6 février 2009

La minute du plus fort

En surfant sur le web pour commander un t-shirt de la nouvelle ligne de Jessica Barker, je suis tombée sur une annonce qui vantait les mérites de l'introspection. On proposait aux gens de prendre une minute par jour pour évaluer leur humeur et se demander: suis-je en voie de passer une belle journée ou dois-je faire un ajustement?

Je n'ai pas commandé de chandail parce que je n'aime pas les blagues qui coûtent 23$; j'ai plutôt évalué mon humeur. Pour me rendre compte que je venais de l'évaluer la minute d'avant, et celle d'avant. Nous, les individualistes, sommes comme ça. Nous avons bon coeur, mais nous avons un oeil sur l'extérieur et un oeil sur nous, à toute heure de la journée.

Plus tôt aujourd'hui, j'entre dans une boutique de vêtements, un oeil bien posé sur moi-même. Pour protéger mon humeur contre le vendeur à commission (que je connais et qui m'exaspère à tout coup, mais bon, j'aime son linge), je porte mon cellulaire à mon oreille et feins une discussion tout en examinant les propositions vestimentaires. Dans ma tête, mon armure est invincible. Où, dans mon comportement non verbal, ai-je pu laisser signifier un semblant de volonté d'avoir de l'aide? Où?

Il est venu quand même. M'a parlé fort, me demandant si la chemise me faisait. Pardon? Me demandant si la chemise me faisait. Pardon? Si la blouse me faisait, qu'il a dit, mais je préfère chemise. Je le faisais répéter, le téléphone à l'oreille, par souci, j'imagine, d'éducation (aussi, je n'avais pas en tête le morceau dont il parlait, je venais à peine d'entrer, je n'avais encore rien essayé, se trompait-il de cliente?, merde! il me rendait confuse). Pour étirer le moment jusqu'à ce qu'il se rende compte par lui-même que le fantasme de sa commission le rendait importun, je le fixais tout en m'excusant auprès de mon interlocuteur imaginaire. C'était sa minute contre ma minute.

Je comprends la crise. Les temps sont difficiles. En entrant dans sa boutique, j'ouvre mon jeu; j'annonce que j'ai peut-être l'intention de dépenser. Lui, seul au milieu de tout ce linge de fille, m'indique en suant comme un porc que les affaires vont mollo. Musique de duel. Introspection.

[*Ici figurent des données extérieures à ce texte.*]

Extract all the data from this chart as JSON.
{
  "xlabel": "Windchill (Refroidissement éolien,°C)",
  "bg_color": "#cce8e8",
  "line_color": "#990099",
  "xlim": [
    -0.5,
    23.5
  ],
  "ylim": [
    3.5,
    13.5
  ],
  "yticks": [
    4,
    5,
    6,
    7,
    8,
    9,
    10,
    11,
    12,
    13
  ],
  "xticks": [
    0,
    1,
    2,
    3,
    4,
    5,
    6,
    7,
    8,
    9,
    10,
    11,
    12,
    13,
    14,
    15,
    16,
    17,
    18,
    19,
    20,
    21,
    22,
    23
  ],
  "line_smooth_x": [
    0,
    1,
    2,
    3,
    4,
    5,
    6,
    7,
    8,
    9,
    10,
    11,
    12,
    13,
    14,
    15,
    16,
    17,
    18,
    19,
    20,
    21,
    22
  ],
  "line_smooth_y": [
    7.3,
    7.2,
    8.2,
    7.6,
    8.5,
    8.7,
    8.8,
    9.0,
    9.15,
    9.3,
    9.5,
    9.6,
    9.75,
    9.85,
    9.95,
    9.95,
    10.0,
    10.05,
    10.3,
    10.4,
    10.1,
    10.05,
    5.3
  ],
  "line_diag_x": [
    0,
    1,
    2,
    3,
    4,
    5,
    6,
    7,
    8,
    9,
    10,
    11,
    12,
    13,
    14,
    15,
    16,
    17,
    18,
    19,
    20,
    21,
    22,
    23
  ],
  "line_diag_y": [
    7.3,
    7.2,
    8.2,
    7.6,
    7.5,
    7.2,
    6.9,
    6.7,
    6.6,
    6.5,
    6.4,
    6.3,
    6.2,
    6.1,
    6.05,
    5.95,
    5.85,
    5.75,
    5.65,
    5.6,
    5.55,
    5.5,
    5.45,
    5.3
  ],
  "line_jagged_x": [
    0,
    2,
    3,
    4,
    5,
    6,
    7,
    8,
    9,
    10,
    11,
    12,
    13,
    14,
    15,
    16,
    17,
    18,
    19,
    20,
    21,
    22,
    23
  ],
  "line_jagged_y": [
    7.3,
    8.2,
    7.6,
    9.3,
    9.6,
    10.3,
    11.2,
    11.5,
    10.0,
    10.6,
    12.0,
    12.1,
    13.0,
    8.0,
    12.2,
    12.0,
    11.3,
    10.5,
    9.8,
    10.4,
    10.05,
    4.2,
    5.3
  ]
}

Moi: Quelle est mon humeur?

Mauvaise. J'ai un problème de confiance en moi lorsque je magasine et ça commence à devenir intoxiquant.

Lui: (évidemment, je n'arrive pas à décoder)

Moi: Dois-je faire un ajustement?

Bien sûr, je dois quitter la place en m'excusant et ranger ce foutu téléphone qui ne me rend service en rien puisqu'une partie de mon cerveau est occupé à soutenir une fausse conversation qui me ridiculise face à moi-même. Peut-être jouais-je si mal la fille occupée qu'il a immédiatement décelé la supercherie? Ai-je l'air de ne pas avoir la capacité d'être occupée? Ce genre de chose ne doit jamais arriver à Céline Galipeau. Donne-je l'impression de ne posséder aucun ami susceptible d'être véritablement au bout du fil?

Lui: (je ne décode toujours pas)

Minute écoulée. J'ai crissé mon camp, humiliée.


Pour que le truc de l'introspection fonctionne, il faudrait trouver un moyen d'aviser tout le monde et s'entendre sur une heure précise. Encore là, si tout le monde devait s'ajuster en même temps pour se remettre sur la voie de son propre bonheur, ce serait le Far West et je connais un vendeur qui, à l'heure qu'il est, croupirait sous un rack à linge.